If learning truly matters, then we need to invest in assessment systems that reflect the most important things:

  • Audit your assessment tools and processes—do they reflect critical and relevant skills and understanding? What gets the most real estate on your tests? What problems are students being invited to solve? When are students creating and innovating?
  • We must offer the very best instruction possible and design assessment experiences that reflect the skills and understanding that truly matter the most. Might we work within collaborative teams to determine the most effective instructional and assessment practices? Where might we go for solutions to challenging teaching and learning problems?
  • We must be prepared to reteach and reassess when needed. How often does our daily schedule reflect time to recover and revisit learning? Have we built in reassessment approaches that are sustainable? Do students understand that learning is non-negotiable?
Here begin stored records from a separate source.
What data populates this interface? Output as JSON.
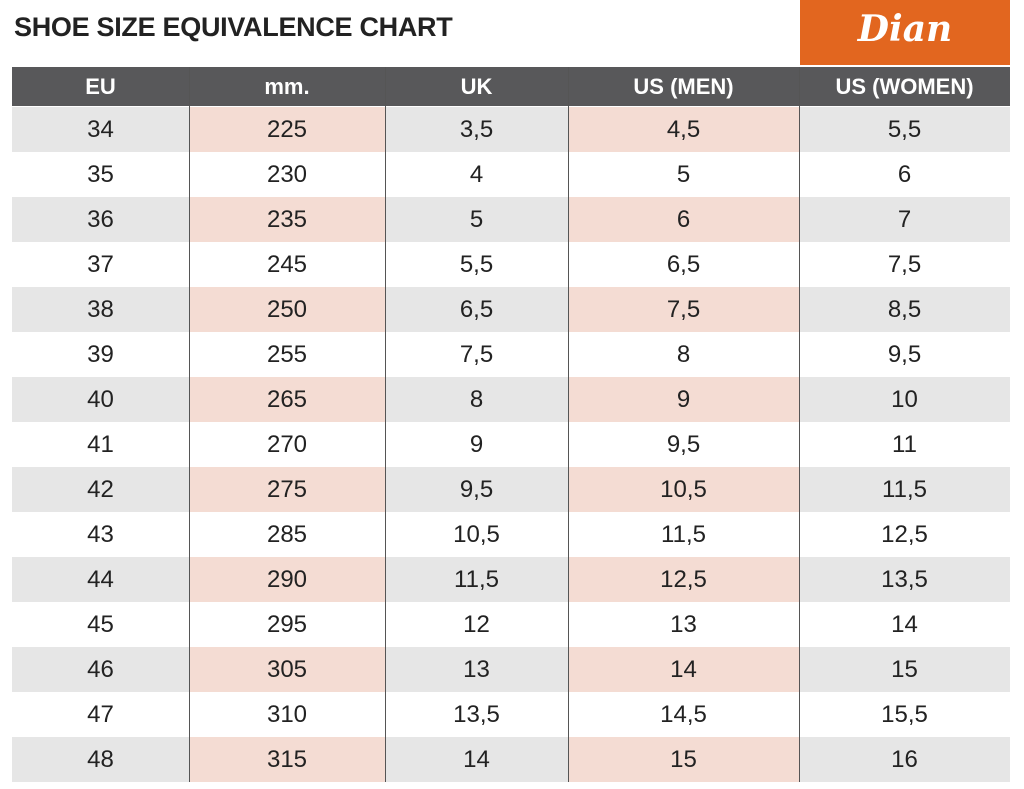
{
  "header": {
    "title": "SHOE SIZE EQUIVALENCE CHART",
    "logo": "Dian"
  },
  "table": {
    "columns": [
      "EU",
      "mm.",
      "UK",
      "US (MEN)",
      "US (WOMEN)"
    ],
    "rows": [
      [
        "34",
        "225",
        "3,5",
        "4,5",
        "5,5"
      ],
      [
        "35",
        "230",
        "4",
        "5",
        "6"
      ],
      [
        "36",
        "235",
        "5",
        "6",
        "7"
      ],
      [
        "37",
        "245",
        "5,5",
        "6,5",
        "7,5"
      ],
      [
        "38",
        "250",
        "6,5",
        "7,5",
        "8,5"
      ],
      [
        "39",
        "255",
        "7,5",
        "8",
        "9,5"
      ],
      [
        "40",
        "265",
        "8",
        "9",
        "10"
      ],
      [
        "41",
        "270",
        "9",
        "9,5",
        "11"
      ],
      [
        "42",
        "275",
        "9,5",
        "10,5",
        "11,5"
      ],
      [
        "43",
        "285",
        "10,5",
        "11,5",
        "12,5"
      ],
      [
        "44",
        "290",
        "11,5",
        "12,5",
        "13,5"
      ],
      [
        "45",
        "295",
        "12",
        "13",
        "14"
      ],
      [
        "46",
        "305",
        "13",
        "14",
        "15"
      ],
      [
        "47",
        "310",
        "13,5",
        "14,5",
        "15,5"
      ],
      [
        "48",
        "315",
        "14",
        "15",
        "16"
      ]
    ]
  }
}
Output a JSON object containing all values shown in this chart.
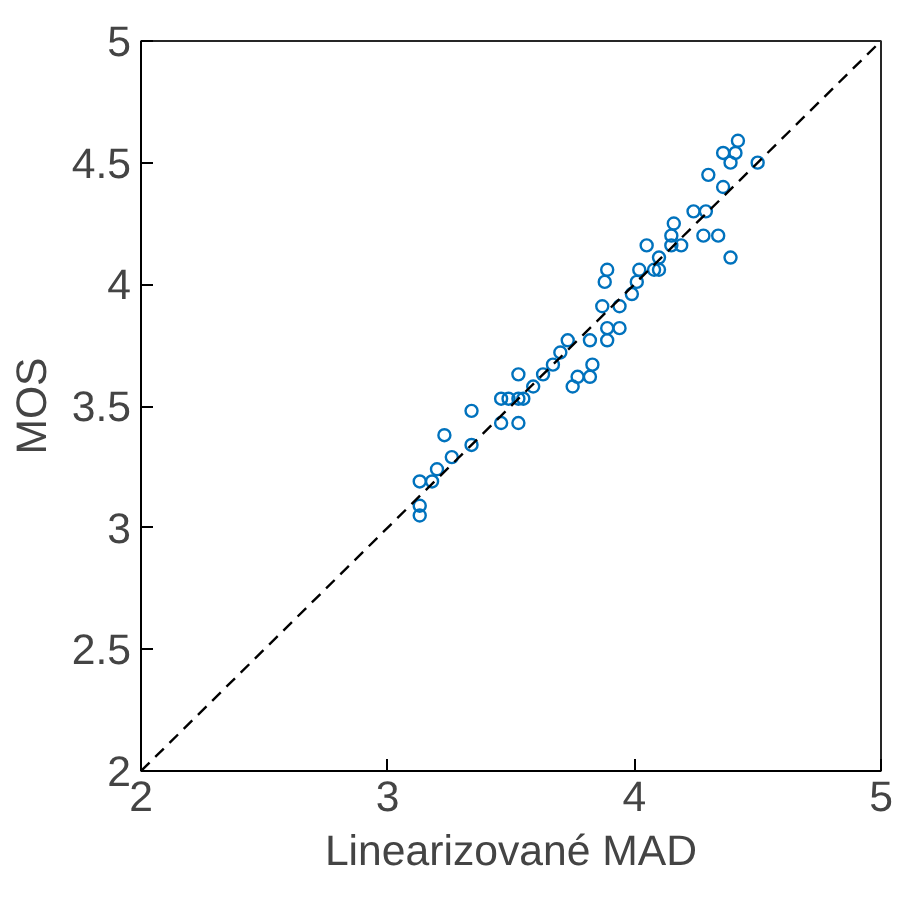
{
  "chart_data": {
    "type": "scatter",
    "xlabel": "Linearizované MAD",
    "ylabel": "MOS",
    "xlim": [
      2,
      5
    ],
    "ylim": [
      2,
      5
    ],
    "xticks": [
      2,
      3,
      4,
      5
    ],
    "yticks": [
      2,
      2.5,
      3,
      3.5,
      4,
      4.5,
      5
    ],
    "grid": false,
    "series": [
      {
        "color": "#0072bd",
        "marker": "circle",
        "x": [
          3.13,
          3.13,
          3.13,
          3.18,
          3.2,
          3.26,
          3.23,
          3.34,
          3.34,
          3.46,
          3.53,
          3.46,
          3.49,
          3.53,
          3.55,
          3.53,
          3.59,
          3.63,
          3.67,
          3.7,
          3.73,
          3.75,
          3.77,
          3.82,
          3.83,
          3.82,
          3.89,
          3.94,
          3.89,
          3.87,
          3.94,
          3.99,
          4.01,
          4.02,
          4.08,
          4.1,
          4.1,
          3.88,
          3.89,
          4.05,
          4.15,
          4.19,
          4.15,
          4.16,
          4.24,
          4.29,
          4.28,
          4.34,
          4.39,
          4.36,
          4.3,
          4.5,
          4.39,
          4.41,
          4.36,
          4.42
        ],
        "values": [
          3.05,
          3.09,
          3.19,
          3.19,
          3.24,
          3.29,
          3.38,
          3.34,
          3.48,
          3.43,
          3.43,
          3.53,
          3.53,
          3.53,
          3.53,
          3.63,
          3.58,
          3.63,
          3.67,
          3.72,
          3.77,
          3.58,
          3.62,
          3.62,
          3.67,
          3.77,
          3.77,
          3.82,
          3.82,
          3.91,
          3.91,
          3.96,
          4.01,
          4.06,
          4.06,
          4.06,
          4.11,
          4.01,
          4.06,
          4.16,
          4.16,
          4.16,
          4.2,
          4.25,
          4.3,
          4.3,
          4.2,
          4.2,
          4.11,
          4.4,
          4.45,
          4.5,
          4.5,
          4.54,
          4.54,
          4.59
        ]
      },
      {
        "type": "line",
        "color": "#000000",
        "line_style": "dashed",
        "marker": "none",
        "x": [
          2,
          5
        ],
        "values": [
          2,
          5
        ]
      }
    ]
  }
}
  • We must believe our students are not only capable of learning deeply but hold the capacity to improve our world. Our students listen to what we say about them. They know when someone believes in their ability to move through challenge. It is important to make sure our assessment systems reflect our beliefs.

To be frank, the stakes have never been higher, and our education system has never been more important. Relevance matters. Learning matters. Students matter. Our future matters. Let’s make sure our assessment systems reflect this in the very best ways.